Анатолий вздохнул; глаза его наконец прояснились, обрели осмысленное выражение; потом дотянулся до папирос, чиркнул спичкой:
— А кто она мне по крови? Так, сожительница… — принялся развивать свою мысль Анатолий. — Дети — другое дело, они родные по крови. А жена — нет, она случайный человек. Могла она быть, могла другая, вот хоть ты, к примеру… Верно я говорю?
— Я? Держи карман шире! — откровенно рассмеялась Полина.
— А что? Образованием вознеслась высоко, ага? Иль я слишком близко к земле ползаю?
— Ты дурака-то из себя не корчь! Образование тут ни при чем. Был бы человек стоящий, остальное для нашей сестры не имеет значения.
— Имеет, — твердо возразил Анатолий. — Еще как имеет. Борька твой — он, думаешь, на тебя посмотрел бы, не будь у тебя диплома?
Но тут уже не выдержала Зоя, решила укоротить немного язык муженьку:
— До чего хитер-то, а? Ему говорят — ты такой-сякой-разэтакий, а он свое талдычит: вы образованные!.. Нашел чем попрекать людей — образованием! Взглянул бы лучше на себя…
— Защищает сестрицу… — дымя папиросой, усмехнулся Анатолий. — А того не понимает, чего ради она сюда примчалась… Как же, мы люди темные, лошадки навозные, а она — благородная, образованная, спасать нас приехала, меня, темного неуча, просветить захотела, семью-родню оградить… А не выйдет, слышь, Полька, не выйдет у тебя ни хрена! Вот тебе крест — не выйдет!

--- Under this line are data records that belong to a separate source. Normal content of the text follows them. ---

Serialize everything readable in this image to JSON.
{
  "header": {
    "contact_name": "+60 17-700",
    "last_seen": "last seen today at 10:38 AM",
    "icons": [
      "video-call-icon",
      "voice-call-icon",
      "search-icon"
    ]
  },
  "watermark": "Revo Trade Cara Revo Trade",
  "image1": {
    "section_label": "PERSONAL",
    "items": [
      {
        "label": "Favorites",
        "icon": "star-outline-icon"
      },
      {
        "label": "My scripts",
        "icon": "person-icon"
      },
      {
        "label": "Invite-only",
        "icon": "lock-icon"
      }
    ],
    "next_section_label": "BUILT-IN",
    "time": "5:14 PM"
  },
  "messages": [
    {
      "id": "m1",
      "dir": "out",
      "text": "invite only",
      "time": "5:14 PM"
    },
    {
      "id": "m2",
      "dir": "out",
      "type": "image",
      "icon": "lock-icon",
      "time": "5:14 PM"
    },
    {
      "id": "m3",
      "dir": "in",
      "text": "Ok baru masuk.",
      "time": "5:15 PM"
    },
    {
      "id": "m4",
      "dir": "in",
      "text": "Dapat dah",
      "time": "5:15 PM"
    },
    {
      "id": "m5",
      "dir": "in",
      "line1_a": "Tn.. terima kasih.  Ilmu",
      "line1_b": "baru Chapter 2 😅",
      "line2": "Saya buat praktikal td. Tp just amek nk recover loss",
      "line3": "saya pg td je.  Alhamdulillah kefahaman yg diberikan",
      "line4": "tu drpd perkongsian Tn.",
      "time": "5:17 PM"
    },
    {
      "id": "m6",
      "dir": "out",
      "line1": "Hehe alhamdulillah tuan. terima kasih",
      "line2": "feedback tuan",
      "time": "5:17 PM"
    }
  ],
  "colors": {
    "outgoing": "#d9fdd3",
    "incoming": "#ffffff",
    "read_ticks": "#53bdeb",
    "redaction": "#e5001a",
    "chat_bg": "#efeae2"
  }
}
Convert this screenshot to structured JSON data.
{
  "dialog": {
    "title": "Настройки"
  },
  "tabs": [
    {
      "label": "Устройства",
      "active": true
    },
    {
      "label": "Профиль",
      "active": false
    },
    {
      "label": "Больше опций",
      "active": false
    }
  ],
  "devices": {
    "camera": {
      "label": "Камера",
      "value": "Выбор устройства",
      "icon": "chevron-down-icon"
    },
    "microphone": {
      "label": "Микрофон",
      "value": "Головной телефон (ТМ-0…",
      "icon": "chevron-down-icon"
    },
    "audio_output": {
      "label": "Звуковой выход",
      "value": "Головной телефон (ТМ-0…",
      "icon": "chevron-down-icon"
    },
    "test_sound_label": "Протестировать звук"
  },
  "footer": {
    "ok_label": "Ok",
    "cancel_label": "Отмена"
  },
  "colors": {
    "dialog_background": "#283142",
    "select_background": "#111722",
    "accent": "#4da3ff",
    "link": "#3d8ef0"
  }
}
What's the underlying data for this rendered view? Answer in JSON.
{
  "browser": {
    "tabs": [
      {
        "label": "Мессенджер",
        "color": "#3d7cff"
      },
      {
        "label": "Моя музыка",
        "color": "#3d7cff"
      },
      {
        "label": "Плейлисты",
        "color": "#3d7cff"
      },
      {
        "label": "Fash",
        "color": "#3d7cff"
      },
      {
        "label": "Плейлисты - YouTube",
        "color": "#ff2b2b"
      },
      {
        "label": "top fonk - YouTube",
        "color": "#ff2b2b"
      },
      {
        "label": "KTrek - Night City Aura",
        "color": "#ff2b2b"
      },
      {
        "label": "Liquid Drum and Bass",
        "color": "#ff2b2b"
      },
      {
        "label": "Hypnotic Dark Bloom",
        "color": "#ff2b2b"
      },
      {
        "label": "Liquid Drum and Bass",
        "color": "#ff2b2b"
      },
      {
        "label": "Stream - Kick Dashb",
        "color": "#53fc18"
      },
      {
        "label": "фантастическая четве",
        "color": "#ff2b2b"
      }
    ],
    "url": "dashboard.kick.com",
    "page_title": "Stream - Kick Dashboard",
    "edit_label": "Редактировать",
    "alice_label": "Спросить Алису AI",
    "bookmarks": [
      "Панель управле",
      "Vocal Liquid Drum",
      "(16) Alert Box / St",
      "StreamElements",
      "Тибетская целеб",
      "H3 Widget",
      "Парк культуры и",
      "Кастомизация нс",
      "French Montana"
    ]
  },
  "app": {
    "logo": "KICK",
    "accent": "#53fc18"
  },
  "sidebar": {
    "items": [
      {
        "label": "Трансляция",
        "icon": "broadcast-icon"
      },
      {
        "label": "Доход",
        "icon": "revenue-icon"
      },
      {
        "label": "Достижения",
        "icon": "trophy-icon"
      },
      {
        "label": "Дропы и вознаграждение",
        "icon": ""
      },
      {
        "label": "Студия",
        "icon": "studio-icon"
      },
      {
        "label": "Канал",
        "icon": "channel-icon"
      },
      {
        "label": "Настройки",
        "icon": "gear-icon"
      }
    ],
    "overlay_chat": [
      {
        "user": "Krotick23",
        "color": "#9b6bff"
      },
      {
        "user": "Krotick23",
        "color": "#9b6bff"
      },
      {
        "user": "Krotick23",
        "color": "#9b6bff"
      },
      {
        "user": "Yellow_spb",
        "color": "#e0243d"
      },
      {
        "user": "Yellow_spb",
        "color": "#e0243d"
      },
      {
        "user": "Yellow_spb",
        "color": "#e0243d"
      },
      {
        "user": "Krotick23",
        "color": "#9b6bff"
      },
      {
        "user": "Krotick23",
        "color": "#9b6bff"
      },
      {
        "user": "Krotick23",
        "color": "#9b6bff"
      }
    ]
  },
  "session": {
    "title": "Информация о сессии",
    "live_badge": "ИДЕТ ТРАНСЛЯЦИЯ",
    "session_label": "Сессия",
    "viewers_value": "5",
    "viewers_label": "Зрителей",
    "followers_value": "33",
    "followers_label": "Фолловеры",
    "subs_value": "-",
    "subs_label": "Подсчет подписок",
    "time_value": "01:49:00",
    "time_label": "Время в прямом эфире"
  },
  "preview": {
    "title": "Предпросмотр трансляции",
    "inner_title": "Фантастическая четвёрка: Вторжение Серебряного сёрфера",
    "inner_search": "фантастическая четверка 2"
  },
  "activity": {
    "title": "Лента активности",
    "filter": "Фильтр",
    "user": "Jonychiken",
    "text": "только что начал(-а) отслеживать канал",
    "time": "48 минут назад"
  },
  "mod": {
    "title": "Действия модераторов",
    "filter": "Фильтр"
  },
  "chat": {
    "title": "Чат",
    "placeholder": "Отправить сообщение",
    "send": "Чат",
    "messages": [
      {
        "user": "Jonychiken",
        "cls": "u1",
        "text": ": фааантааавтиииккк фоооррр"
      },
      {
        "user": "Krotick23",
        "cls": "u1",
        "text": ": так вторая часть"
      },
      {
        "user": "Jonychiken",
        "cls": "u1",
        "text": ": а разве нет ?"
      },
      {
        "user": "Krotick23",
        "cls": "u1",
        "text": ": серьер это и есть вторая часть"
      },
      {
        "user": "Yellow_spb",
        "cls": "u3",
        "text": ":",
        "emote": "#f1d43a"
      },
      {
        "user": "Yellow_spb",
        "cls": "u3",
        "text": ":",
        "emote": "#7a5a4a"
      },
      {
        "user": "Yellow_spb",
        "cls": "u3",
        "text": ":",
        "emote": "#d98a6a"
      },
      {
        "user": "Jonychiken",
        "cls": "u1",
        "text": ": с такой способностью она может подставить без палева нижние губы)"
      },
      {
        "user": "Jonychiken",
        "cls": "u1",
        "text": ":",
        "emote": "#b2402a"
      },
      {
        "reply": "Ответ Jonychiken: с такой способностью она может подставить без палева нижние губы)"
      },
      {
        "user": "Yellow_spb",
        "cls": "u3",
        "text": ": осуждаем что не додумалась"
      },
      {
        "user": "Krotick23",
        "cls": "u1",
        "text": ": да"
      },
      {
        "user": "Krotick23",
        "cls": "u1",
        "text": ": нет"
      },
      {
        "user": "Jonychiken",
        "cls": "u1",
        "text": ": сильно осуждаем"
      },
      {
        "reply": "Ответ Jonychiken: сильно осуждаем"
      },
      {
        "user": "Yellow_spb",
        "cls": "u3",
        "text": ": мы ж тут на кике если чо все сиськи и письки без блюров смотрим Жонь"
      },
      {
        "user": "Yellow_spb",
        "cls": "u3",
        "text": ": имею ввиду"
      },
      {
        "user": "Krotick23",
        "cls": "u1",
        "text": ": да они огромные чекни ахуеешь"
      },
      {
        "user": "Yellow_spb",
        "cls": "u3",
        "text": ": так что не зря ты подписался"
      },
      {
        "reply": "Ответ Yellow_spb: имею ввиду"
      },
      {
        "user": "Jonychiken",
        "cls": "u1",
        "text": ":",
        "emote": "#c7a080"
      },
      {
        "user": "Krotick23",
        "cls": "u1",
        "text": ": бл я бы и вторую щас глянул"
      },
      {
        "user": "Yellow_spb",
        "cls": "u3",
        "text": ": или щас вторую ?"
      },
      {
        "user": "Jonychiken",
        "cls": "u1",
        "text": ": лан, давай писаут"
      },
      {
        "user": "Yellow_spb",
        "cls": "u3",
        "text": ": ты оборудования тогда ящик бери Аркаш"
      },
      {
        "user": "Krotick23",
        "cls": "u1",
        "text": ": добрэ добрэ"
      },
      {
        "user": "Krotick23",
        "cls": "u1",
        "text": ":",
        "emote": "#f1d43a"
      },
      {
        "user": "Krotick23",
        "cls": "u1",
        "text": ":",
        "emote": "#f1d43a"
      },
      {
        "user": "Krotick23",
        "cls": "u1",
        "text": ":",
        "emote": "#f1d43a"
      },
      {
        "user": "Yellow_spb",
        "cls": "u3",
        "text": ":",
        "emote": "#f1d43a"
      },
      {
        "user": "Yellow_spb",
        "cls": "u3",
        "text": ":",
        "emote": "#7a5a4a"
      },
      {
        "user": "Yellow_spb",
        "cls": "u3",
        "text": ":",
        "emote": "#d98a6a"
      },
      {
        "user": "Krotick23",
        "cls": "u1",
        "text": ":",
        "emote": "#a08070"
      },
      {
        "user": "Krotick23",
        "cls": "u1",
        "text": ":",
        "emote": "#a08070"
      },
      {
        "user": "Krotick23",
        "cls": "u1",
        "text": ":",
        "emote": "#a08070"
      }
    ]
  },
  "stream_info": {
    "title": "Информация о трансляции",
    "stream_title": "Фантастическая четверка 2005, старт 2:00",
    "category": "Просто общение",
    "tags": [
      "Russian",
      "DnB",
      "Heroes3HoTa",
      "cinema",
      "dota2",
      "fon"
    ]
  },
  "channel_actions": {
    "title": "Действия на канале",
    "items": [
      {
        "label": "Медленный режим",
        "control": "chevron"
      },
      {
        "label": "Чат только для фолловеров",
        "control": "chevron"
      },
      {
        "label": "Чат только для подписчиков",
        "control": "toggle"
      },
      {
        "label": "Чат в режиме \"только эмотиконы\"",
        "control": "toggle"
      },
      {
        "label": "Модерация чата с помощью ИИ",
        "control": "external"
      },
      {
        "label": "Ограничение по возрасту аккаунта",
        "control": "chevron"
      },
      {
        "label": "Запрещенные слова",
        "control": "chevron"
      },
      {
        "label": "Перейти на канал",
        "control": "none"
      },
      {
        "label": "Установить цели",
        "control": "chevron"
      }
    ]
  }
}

— Посмотрим, — спокойно обронила Полина. — Э-эх, — вдруг удрученно вздохнула она, — нет на тебя такой бабы, как я! Пользуешься добротой Зойкиной, отходчивостью ее. А попадись ты мне — я б тебя вот так в кулак сжала, — Полина, вытянув вперед руку, показала, как бы она это сделала, — пискнуть бы не успел, а уж сквозь пальцы отжатым соком полился… понял?
— Видит око, да зуб неймет. — Анатолий дважды — резко, зло — ткнул папиросой в блюдце, потушил ее. — Ладно, набалакался тут с вами. Хватит, сыт по горло!
— Куда это собрался еще? — насторожилась Зоя.
— На кудыкину гору! Сказал же — завтра в командировку. К директору надо заглянуть.
— Не хватило, что ли? — Зоя, ощущая поддержку Полины, разговаривала с мужем необычно твердо, зло, с чувством праведности в голосе.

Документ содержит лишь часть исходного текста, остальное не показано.